Kershaw has almost every imaginable individual accolade on his resume — five ERA titles, an MVP trophy, a no-hitter and seven All-Star selections — but also was dogged by a shaky October past.
He began this outing in the twilight with a 6-7 career playoff record and an unsightly 4.40 ERA. He improved to 3-0 in four starts this postseason.
“I don’t know if you can decipher between a postseason start and a World Series start. The adrenaline, I feel like every game is so much more magnified,” Kershaw said.
A Series opener that served as a showcase for several of the game’s best young hitters — Jose Altuve, Carlos Correa, Cody Bellinger and more — instead was dominated by Kershaw.
“Couldn’t be happier for him,” Turner said.
Facing a team that had the fewest strikeouts in the majors this year, Kershaw fanned more Houston hitters than any starter this season. And he helped the Dodgers, who led the majors with 104 wins and a $240 million payroll, improve to 8-1 this postseason.
“Tonight is about Kershaw,” Astros manager A.J. Hinch said.
It was 1-all when Taylor drew a two-out walk in the sixth. Turner followed with his drive off the bearded Keuchel.
“Keuchel was really good tonight. He was just a pitch or two less than Kershaw,” Hinch said.
While it was sticky, the conditions didn’t seem to affect either side.
Kershaw, as always, wore his bright blue Dodgers jacket walking to the bullpen to get ready.
“It was hot warming up. But once the game started, the sun went down, it didn’t feel that hot,” Kershaw said.

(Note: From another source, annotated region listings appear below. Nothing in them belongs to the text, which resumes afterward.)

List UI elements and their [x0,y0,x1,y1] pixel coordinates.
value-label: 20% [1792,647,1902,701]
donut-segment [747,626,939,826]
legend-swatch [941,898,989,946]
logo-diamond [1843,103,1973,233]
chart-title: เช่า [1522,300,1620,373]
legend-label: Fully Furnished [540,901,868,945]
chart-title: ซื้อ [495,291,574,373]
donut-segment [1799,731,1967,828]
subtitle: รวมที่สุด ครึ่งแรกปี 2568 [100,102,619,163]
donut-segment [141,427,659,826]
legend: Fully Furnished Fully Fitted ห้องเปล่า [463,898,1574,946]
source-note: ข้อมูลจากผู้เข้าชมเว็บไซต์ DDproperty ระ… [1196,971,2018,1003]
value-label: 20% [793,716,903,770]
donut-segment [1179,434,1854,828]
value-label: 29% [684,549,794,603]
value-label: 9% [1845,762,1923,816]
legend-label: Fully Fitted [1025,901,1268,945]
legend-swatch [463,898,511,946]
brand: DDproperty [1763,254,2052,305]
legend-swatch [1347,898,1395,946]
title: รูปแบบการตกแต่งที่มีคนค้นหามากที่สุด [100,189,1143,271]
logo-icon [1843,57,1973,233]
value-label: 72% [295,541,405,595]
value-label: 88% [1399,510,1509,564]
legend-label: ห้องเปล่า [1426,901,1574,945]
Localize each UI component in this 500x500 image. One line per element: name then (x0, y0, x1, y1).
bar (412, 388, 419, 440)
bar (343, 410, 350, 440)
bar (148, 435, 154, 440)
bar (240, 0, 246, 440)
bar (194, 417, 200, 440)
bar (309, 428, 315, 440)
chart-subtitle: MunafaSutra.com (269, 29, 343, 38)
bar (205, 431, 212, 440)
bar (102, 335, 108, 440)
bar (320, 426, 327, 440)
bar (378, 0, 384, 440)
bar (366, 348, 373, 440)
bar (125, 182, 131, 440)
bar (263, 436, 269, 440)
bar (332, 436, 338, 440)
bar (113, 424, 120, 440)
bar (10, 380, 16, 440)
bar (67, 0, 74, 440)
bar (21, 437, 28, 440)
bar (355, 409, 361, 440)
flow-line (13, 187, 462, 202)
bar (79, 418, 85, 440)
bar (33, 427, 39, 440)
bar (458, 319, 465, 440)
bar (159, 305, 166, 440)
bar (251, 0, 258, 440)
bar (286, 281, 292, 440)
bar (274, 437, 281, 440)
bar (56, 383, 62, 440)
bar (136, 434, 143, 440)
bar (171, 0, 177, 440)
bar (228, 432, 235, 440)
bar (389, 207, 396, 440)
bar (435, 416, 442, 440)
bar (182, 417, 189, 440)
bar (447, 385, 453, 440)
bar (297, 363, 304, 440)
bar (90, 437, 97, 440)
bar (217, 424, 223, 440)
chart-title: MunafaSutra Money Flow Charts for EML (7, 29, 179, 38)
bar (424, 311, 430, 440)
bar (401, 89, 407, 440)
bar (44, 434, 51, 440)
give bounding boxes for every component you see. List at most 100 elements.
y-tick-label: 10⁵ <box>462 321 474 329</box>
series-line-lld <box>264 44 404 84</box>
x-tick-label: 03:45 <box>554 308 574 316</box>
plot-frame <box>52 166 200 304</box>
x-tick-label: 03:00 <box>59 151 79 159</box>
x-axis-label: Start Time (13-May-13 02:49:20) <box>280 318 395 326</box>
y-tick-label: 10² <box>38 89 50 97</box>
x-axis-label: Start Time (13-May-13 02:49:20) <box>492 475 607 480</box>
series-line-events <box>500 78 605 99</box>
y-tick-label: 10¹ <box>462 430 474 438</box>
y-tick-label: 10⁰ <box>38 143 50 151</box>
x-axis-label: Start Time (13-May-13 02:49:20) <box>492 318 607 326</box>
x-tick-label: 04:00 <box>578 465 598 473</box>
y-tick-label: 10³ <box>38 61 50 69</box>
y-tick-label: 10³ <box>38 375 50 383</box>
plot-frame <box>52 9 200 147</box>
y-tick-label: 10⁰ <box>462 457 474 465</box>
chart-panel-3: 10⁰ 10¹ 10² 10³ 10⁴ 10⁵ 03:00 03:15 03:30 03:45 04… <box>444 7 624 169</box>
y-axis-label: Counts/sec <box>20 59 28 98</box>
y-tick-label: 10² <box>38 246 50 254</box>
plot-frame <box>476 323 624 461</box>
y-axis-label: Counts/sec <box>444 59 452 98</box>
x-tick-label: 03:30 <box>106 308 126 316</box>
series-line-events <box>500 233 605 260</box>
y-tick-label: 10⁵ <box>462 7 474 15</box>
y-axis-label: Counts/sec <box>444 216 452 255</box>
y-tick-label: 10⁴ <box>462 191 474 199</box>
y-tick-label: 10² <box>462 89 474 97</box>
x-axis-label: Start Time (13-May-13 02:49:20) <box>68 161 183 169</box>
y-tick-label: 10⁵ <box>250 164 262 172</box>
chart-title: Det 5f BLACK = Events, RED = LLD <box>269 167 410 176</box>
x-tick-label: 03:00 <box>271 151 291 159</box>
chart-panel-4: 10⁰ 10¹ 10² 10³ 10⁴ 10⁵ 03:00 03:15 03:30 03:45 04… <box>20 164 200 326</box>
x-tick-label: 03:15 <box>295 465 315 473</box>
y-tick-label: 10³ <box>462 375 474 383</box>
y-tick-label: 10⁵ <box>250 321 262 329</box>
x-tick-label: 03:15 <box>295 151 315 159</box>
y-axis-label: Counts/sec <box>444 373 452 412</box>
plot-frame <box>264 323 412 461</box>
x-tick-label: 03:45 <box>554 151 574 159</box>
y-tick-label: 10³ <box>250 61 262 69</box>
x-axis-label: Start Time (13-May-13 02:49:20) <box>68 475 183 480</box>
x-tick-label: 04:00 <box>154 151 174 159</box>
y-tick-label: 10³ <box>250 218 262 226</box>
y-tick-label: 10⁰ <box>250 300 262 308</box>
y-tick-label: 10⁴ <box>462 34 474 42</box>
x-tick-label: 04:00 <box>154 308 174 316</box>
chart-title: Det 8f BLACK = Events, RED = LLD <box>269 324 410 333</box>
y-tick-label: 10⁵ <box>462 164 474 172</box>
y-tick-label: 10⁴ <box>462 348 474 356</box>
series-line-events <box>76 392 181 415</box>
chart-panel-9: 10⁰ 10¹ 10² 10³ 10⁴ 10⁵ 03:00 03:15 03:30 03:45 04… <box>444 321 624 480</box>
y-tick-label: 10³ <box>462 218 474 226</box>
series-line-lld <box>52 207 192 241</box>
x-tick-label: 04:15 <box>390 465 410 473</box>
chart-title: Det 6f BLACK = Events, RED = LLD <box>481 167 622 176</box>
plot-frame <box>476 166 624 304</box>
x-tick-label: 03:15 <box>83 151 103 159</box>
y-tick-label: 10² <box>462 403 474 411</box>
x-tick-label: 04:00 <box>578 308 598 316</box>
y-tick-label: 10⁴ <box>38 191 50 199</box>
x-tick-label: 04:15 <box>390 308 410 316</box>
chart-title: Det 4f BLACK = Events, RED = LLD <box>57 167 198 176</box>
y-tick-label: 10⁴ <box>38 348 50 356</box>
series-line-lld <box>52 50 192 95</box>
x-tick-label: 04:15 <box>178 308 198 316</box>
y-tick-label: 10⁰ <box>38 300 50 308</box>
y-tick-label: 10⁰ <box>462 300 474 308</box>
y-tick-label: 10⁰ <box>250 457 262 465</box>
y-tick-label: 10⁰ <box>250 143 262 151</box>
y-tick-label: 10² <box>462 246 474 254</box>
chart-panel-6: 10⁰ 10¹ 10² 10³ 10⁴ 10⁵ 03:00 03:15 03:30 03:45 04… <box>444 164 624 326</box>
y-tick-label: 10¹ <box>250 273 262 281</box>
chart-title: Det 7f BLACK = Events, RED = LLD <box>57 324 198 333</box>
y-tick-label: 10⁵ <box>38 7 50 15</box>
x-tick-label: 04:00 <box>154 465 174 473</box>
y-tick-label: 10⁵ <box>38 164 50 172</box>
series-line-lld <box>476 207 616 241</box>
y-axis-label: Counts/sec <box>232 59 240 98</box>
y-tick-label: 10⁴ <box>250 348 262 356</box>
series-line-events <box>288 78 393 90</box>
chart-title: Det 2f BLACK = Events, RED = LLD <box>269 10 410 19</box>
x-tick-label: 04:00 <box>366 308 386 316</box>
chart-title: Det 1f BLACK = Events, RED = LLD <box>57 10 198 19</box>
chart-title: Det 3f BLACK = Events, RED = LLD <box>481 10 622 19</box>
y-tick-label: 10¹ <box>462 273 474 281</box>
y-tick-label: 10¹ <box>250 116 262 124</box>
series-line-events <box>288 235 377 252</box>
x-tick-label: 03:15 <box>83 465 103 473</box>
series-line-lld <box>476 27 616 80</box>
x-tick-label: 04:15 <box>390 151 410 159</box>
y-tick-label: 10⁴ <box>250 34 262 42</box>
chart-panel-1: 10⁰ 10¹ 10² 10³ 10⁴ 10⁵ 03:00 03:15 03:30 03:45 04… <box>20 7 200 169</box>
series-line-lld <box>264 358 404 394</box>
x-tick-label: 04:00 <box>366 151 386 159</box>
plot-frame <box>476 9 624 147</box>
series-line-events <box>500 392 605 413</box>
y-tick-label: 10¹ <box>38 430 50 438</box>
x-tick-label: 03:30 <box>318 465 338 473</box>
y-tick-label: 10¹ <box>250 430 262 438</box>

There is no reliable record for the hottest temperature at a World Series game. But weather data indicates this might’ve been the steamiest ever.
Notorious for late arrivals, Dodger fans showed up early and the seats in the shaded sections filled up fast. Keeping with the theme, the stadium organist played 1960s hits “Heat Wave” and “Summer in the City” as Houston warmed up.
When Vin Scully’s familiar recorded call of “It’s Time for Dodger Baseball” boomed over the PA system, the crowd really let loose, with the entire ballpark standing and chanting for the pregame introductions.
Scully drew a huge ovation when he was later shown on the video board, sitting in a box. Several players clapped along for the Hall of Fame broadcaster, who’s nearly 90 and spent 67 seasons calling Dodgers games.
Dustin Hoffman, Jerry Seinfeld and Lady Gaga were among the many celebs in the crowd of 54,253, along with Dodgers great Tom Lasorda and part-owner Magic Johnson.